Селах Таррант со своей женой явился без церемоний, хотя никогда особенно не контактировал с покойной. Если же это было ради Верены, то она сама была здесь, чтобы в полной мере отдать дань мисс Бёрдси. Миссис Таррант, очевидно, надеялась на то, что мисс Ченселлор попросит их остаться в Мармионе, но Олив не чувствовала себя способной на столь героическое радушие. В конце концов, именно для того, чтобы не приходилось делать что-то подобное, она по-прежнему ежегодно снабжала Селаха значительными суммами. Если Тарранты хотели сменить обстановку, они могли путешествовать по всей стране – нынешние средства им это позволяли. Они могли поехать в Саратогу или Ньюпорт, если бы хотели. Их появление показало, что они не против запустить руку в свой (или её) кошелёк. По крайней мере, это точно касалось миссис Таррант.

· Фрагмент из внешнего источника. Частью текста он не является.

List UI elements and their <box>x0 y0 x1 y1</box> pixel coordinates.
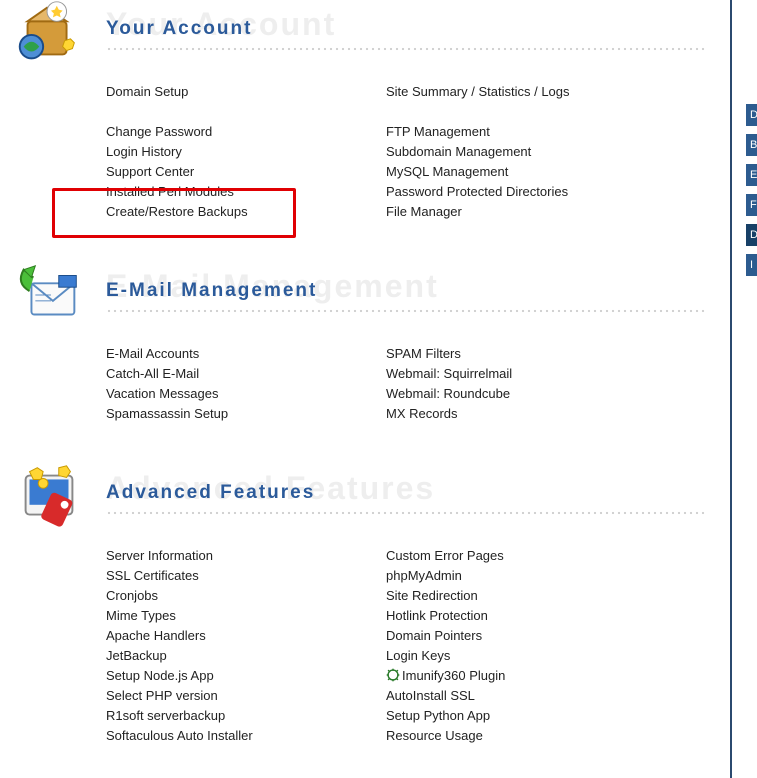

Селах всё ещё носил – жарким августовским днём – свой древний дождевик. Но его жена, нависая над низким надгробием, шуршала одеждами, которые стоили немалых денег. Хотя это не слишком интересовало Олив. Кроме того, после отъезда доктора Пренс она почувствовала облегчение от того, что они с Вереной остались одни – вместе с чудовищной проблемой, которая встала между ними. Святые небеса! Такой компании ей было достаточно. И если она не избавилась от доктора Пренс при первой же возможности, то только ради того, чтобы поставить миссис Таррант на место.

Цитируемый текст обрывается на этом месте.